Perhaps this information was what Sandy Berger was belatedly trying to dispose of:
The [9/11 Commission] report cites a 1998 meeting between Mr. Berger and the director of central intelligence, George Tenet, at which Mr. Tenet presented a plan to capture Osama bin Laden.
“In his meeting with Tenet, Berger focused most, however, on the question of what was to be done with Bin Ladin if he were actually captured. He worried that the hard evidence against Bin Ladin was still skimpy and that there was a danger of snatching him and bringing him to the United States only to see him acquitted,” the report says, citing a May 1, 1998, Central Intelligence Agency memo summarizing the weekly meeting between Messrs. Berger and Tenet.
In June of 1999, another plan for action against Mr. bin Laden was on the table. The potential target was a Qaeda terrorist camp in Afghanistan known as Tarnak Farms. The commission report released yesterday cites Mr. Berger’s “handwritten notes on the meeting paper” referring to “the presence of 7 to 11 families in the Tarnak Farms facility, which could mean 60-65 casualties.”According to the Berger notes, “if he responds, we’re blamed.”
On December 4, 1999, the National Security Council’s counterterrorism coordinator, Richard Clarke, sent Mr. Berger a memo suggesting a strike in the last week of 1999 against Al Qaeda camps in Afghanistan. Reports the commission: “In the margin next to Clarke’s suggestion to attack Al Qaeda facilities in the week before January 1, 2000, Berger wrote, ‘no.’ ”
In August of 2000, Mr. Berger was presented with another possible plan for attacking Mr. bin Laden.This time, the plan would be based on aerial surveillance from a “Predator” drone. Reports the commission: “In the memo’s margin,Berger wrote that before considering action, ‘I will want more than verified location: we will need, at least, data on pattern of movements to provide some assurance he will remain in place.’ ”
In other words, according to the commission report, Mr. Berger was presented with plans to take action against the threat of Al Qaeda four separate times — Spring 1998, June 1999, December 1999, and August 2000. Each time, Mr. Berger was an obstacle to action.
Recall that the classified document deeds were done late last year.
There are a lot of pundits--professional and otherwise--who are speculating that the publicizing of Mr. Berger's misdeeds was meticulously timed by RNC operatives. Leaving aside biblical gnat-camel aspects of the timing observation (look it up), who would have more to gain by the timing of this revelation?
Were the RNC (and the Bush Administration) responsible for the “leak,” wouldn’t a September-October 2004 timeframe be a better choice than July?

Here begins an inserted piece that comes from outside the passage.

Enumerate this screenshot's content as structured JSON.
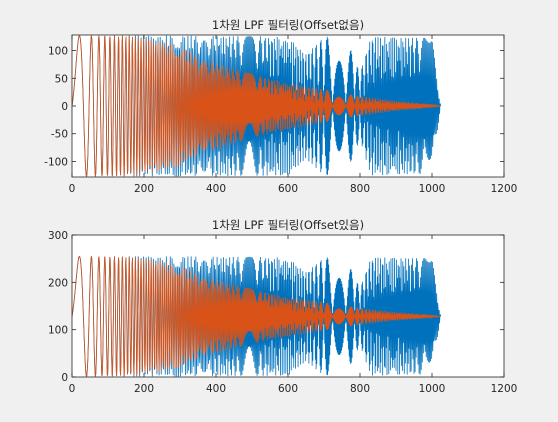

However, since Mr. Berger’s classified document shenanigans were committed late last year, it’s certainly more likely that either he leaked the information of his own accord or was pressed to do so by the DNC. All of these parties had certainly figured out in the last eight or nine months that the 9/11 Commission had beaten Mr. Berger to the punch and gotten ahold of the above information. In order to preempt the Commissions findings, it behooved Mr. Berger--and the DNC--to get the details of the investigation out there before the Commision did. He made it, just barely.
Why didn’t it come out before? Likely because Mr. Berger (and his legal team) may have been gambling that it need never come out: don’t present yourself for public excoriation if you can avoid it, goes the logic. Especially if it will hurt the Party (recall that Mr. Berger recently stepped down as an adviser to the Kerry presidential campaign). If it's true, it's a pretty fine piece of logic, that.